Can you tell us about the Oculus-backed VR game you are working on, ‘FutureFest VR’, and what kind of hands-on work goes into getting an innovative project like FutureFest VR ready?

Composer Joris Hoogsteder is on the forefront of the visual media industries.

It is awesome! So our team recently got recognized and backed by Oculus, as we are working on a new social virtual platform for the Rift. We’re creating a festival/rave simulator where people can create and experience music and light shows together in real-time using Virtual Reality. Creating a stage for this platform, and making sure we get the audio direction right is definitely a challenge. In VR, you are basically tricking two or three of your primary senses of perception; sight, with 3D and head-tracking visuals, hearing, with the arrival of 3D and binaural simulating audio, and sometimes touch, simulated by the haptic feedback of the controllers/gamepads. As I’m working on the sound aspect, it’s my challenge to make the music and sound work realistically in the virtual environment it is being placed in. We may not always be conscious of it, but our ears are all very well trained in knowing how a sound reacts within an environment. If you find yourself in a big hangar, and your eyes perceive how big it is, there is a certain expectation of what the echoes/reflections of sounds are going to sound like. If the acoustics do not match your expectations, it’s going to feel “fake.” Of course, this is an exaggeration, but this is very critical in making these simulations realistic, meaning having sound react and feel the same as it would in a real life situation.

What characteristics or abilities do you think distinguish yourself from other composers given the sometimes brutal, subjective nature of your industry?

What helps me a lot is that I’m always very interested in familiarizing myself in all kinds of music and media. Therefore, I am able to be useful on multiple fronts of a project. For instance, on video game projects, I’m not only able to write and produce the music, but also implement it into the game, making sure the sound reaches its full potential within the game. This often helps a lot! Also, since I’ve worked on so many different kinds of projects including TV underscores for NBC, Disney, countless of video games, and a lot of theatre project, I’m able to kind of be a “musical chameleon” while retaining my sound and production style.

Which artists and various media creators have been the most interesting or idiosyncratic when collaborating over the course of your career?

I love working with YouTube personalities! I work with a couple high-profile Youtubers like singers Traci Hines and Nick Pitera, both media creators doing a lot of Disney related content. What I love about working with these musicians is their unparalleled enthusiasm for their projects; they don’t have higher-ups, or producers to answer to, and can just design their projects to their own vision. This results in cool content that a lot of people on YouTube enjoy! It’s also very interactive as thousands of people post their opinion on your work underneath these videos, which was scary at first!

Are you currently working on any other projects you would like to tell us about?

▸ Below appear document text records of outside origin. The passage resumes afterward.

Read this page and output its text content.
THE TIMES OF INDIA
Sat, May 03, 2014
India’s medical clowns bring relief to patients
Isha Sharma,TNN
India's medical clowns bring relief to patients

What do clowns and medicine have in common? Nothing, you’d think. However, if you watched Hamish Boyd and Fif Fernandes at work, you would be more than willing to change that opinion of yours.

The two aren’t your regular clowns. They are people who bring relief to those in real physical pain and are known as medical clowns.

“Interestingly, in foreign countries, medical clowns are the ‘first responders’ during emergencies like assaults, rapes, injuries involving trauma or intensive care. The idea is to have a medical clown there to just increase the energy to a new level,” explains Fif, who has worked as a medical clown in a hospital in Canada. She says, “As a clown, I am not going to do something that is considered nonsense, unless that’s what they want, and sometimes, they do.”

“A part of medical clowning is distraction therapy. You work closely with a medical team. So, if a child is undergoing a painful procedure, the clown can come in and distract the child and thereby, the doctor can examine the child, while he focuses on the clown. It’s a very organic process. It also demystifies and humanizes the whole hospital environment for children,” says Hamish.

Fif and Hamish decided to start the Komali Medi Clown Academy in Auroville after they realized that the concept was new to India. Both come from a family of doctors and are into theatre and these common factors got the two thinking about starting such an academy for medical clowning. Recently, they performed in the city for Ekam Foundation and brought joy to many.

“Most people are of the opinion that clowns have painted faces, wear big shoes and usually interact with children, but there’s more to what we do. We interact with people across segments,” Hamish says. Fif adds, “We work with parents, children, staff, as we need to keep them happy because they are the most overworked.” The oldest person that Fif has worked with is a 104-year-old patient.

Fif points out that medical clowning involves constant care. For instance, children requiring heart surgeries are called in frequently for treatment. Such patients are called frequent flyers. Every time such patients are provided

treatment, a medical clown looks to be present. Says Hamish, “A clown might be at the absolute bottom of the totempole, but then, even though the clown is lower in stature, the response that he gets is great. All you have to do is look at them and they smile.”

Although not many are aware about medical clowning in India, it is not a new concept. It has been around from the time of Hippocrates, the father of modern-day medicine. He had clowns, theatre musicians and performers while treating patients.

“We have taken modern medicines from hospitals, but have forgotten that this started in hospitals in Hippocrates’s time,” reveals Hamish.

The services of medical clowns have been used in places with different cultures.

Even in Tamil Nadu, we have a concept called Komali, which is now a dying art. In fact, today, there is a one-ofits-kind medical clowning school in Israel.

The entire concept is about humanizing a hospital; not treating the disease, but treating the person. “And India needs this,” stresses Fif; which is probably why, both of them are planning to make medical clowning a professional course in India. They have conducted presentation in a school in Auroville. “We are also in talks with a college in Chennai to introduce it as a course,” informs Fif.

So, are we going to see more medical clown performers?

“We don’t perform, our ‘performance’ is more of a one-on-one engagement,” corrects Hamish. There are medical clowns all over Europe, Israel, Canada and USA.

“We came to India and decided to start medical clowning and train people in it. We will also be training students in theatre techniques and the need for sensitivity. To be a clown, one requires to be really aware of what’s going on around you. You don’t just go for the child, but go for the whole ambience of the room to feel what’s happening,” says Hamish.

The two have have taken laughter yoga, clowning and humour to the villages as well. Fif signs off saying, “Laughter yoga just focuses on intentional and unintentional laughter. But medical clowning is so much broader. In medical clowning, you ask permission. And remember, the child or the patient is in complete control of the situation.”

Next to composing music for all these different media, I play and co-produce for the band EMAEL in Orange County. The band has a very interesting hybrid sound, as the instrumentation consists of cello/vocals, synths, guitar, and electronic drums. We’ve just released an album Glassworks, that came out really well! We’re really proud of it. Another cool project is happening very soon! I got to be involved with the music team of the live concert of Beauty and the Beast at the Hollywood Bowl, starring Zooey Deschanel, Anthony Evans Jr., and Kelsey Grammer. It’s happening this weekend and I couldn’t be more excited to be part of the team and to see the show!